Ephesians 2:1-3
The State of a Man Apart from Christ
That we may rightly rejoice in our salvation, that we may know just how gracious our Lord is, we must be reminded who we were before our regeneration, before we came to saving faith in Christ Jesus. Paul does us this favor in these three short verses.
2:1: “And you were dead in trespasses and sins.” “The wages of sin is death,” Paul writes in another place (Romans 6:23). Sin kills. Sin destroys. It is a law of the universe which God created, and that law reflects his holy and righteous nature. Contemporary pagans say that truth is a creation of man, that we all live in our own preferred narratives with which we strive to subdue the other. They reject that there is such a thing as a moral universe in which a righteous God sits enthroned at the top who will one day judge men for their sins. “What sins?” they demand to know. Those thoughts, words, and deeds which reject His sovereignty, His will, His way, and what He decrees as right. And to do these things is to earn death and receive it regardless of one’s objections. Before rebirth by the Holy Spirit, we are dead, spiritually dead, in trespasses and sins whether we realize it or not.
2:2: “in which you once walked following the course of this world, following the prince of the power of the air, the spirit that is now at work in the sons of disobedience—” And this is how unregenerate man walks—according to the ways of the world, according to the dictates of Satan. God sees only two ways, two kingdoms, two peoples. Those born of the Spirit follow him and shun the world; those born of the flesh follow Satan and embrace the world. There is no third way.

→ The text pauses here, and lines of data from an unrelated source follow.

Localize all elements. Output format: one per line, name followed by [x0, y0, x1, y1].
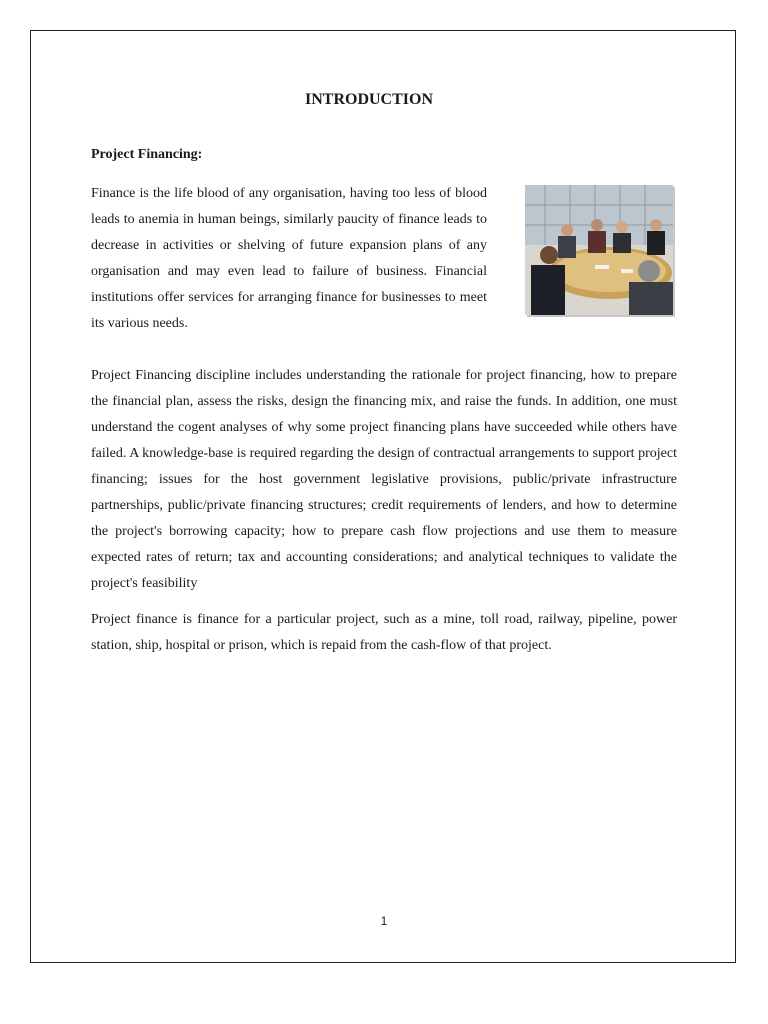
intro-block — [60, 181, 678, 337]
paragraph-intro: Finance is the life blood of any organisation, having too less of blood leads to anemia in human beings, similarly paucity of finance leads to decrease in activities or shelving of future expansion plans of any organisation and may even lead to failure of business. Financial institutions offer services for arranging finance for businesses to meet its various needs. — [91, 186, 487, 331]
paragraph-discipline: Project Financing discipline includes understanding the rationale for project financing, how to prepare the financial plan, assess the risks, design the financing mix, and raise the funds. In addition, one must understand the cogent analyses of why some project financing plans have succeeded while others have failed. A knowledge-base is required regarding the design of contractual arrangements to support project financing; issues for the host government legislative provisions, public/private infrastructure partnerships, public/private financing structures; credit requirements of lenders, and how to determine the project's borrowing capacity; how to prepare cash flow projections and use them to measure expected rates of return; tax and accounting considerations; and analytical techniques to validate the project's feasibility — [91, 368, 677, 591]
document-body — [60, 60, 678, 659]
page-number: 1 — [380, 914, 388, 928]
meeting-photo — [525, 185, 673, 315]
page-title: INTRODUCTION — [304, 91, 433, 108]
paragraph-definition: Project finance is finance for a particular project, such as a mine, toll road, railway, pipeline, power station, ship, hospital or prison, which is repaid from the cash-flow of that project. — [91, 612, 677, 653]
section-heading: Project Financing: — [91, 147, 203, 162]
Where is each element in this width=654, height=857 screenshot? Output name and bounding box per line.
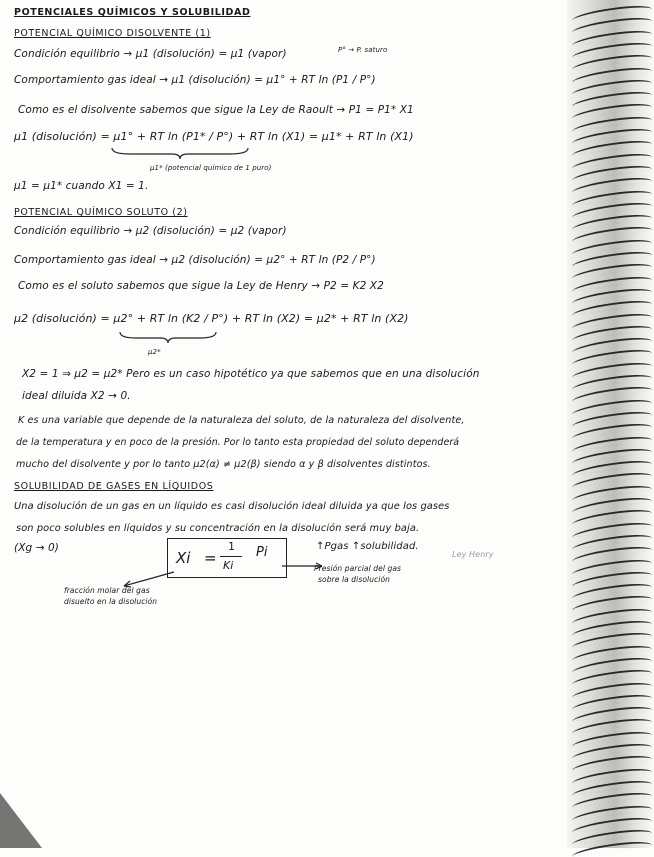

2:3: “among whom we all once lived in the passions of our flesh, carrying out the desires of the body and the mind, and were by nature children of wrath, like the rest of mankind.” In other words, this is the way man is born. Born of the flesh, we live by the desires of the flesh, which desires carry us away in one direction and then another (hence, “passions”—cravings of the flesh which cause us so much suffering). And so born, we are by nature children of wrath; that is, abiding under the just wrath of God. We are sinners both by nature and by choice and are thus rendered guilty before God’s tribunal. We have no defense for ourselves and will have nothing to add when God renders judgment; we will each simply have to go to his assigned destination. And this is why we need a Savior; this is why we need an Advocate; this is why we need the God-man, Jesus Christ.